Fifth force constraints from galaxy warps

TL;DR

This study uses galaxy disk warping data to place constraints on screened fifth-force theories, finding a potential signal at a range of about 2 Mpc and strength of 1% of gravity, while emphasizing the need to account for baryonic and dark matter effects.

Contribution

First application of galaxy warping measurements to constrain screened fifth-force models, incorporating detailed modeling and uncertainty propagation.

Findings

Likelihood increased significantly for a fifth force with λ_C ≈ 2 Mpc and ΔG/G_N ≈ 0.01

Model without screening shows no likelihood increase over GR

Results align with previous centroid offset analyses but require further astrophysical validation

Abstract

Intra-galaxy signals contain a wealth of information on fundamental physics, both the dark sector and the nature of gravity. While so far largely unexplored, such probes are set to rise dramatically in importance as upcoming surveys provide data of unprecedented quantity and quality on galaxy structure and dynamics. In this paper, we use warping of stellar disks to test the chameleon- or symmetron-screened fifth forces which generically arise when new fields couple to matter. We take r-band images of mostly late-type galaxies from the Nasa Sloan Atlas and develop an automated algorithm to quantify the degree of U-shaped warping they exhibit. We then forward-model the warp signal as a function of fifth-force strength $\Delta G/G_N$ and range $\lambda_C$, and the gravitational environments and internal properties of the galaxies, including full propagation of the non-Gaussian uncertainties.
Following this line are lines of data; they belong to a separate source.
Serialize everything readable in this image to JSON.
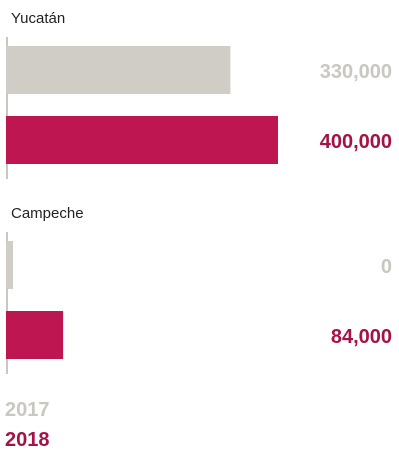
{
  "chart_data": {
    "type": "bar",
    "orientation": "horizontal",
    "categories": [
      "Yucatán",
      "Campeche"
    ],
    "series": [
      {
        "name": "2017",
        "values": [
          330000,
          0
        ],
        "value_labels": [
          "330,000",
          "0"
        ],
        "color": "#cfcdc5",
        "label_color": "#c9c7bf"
      },
      {
        "name": "2018",
        "values": [
          400000,
          84000
        ],
        "value_labels": [
          "400,000",
          "84,000"
        ],
        "color": "#be1650",
        "label_color": "#a51346"
      }
    ],
    "xlim": [
      0,
      400000
    ],
    "axis_color": "#c9c7bf",
    "legend_position": "bottom-left",
    "grid": false
  }
}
Convolving this fifth-force likelihood function with a Gaussian describing astrophysical and observational noise and then constraining $\Delta G/G_N$ and $\lambda_C$ by Markov Chain Monte Carlo, we find the overall likelihood to be significant increased ($\Delta\log(\mathcal{L}) \simeq 20$) by adding a screened fifth force with $\lambda_C \simeq 2$ Mpc, $\Delta G/G_N \simeq 0.01$. The variation of $\Delta\log(\mathcal{L})$ with $\lambda_C$ is quantitatively as expected from the correlation of the magnitude of the fifth-force field with the force's range, and a similar model without screening achieves no increase in likelihood over the General Relativistic case $\Delta G=0$. Although these results are in good agreement with a previous analysis of the same model using offsets between galaxies' stellar and gas mass centroids (Desmond et al. 2018), we caution that the effects of confounding baryonic and dark matter physics must be thoroughly investigated for the results of the inference to be unambiguous.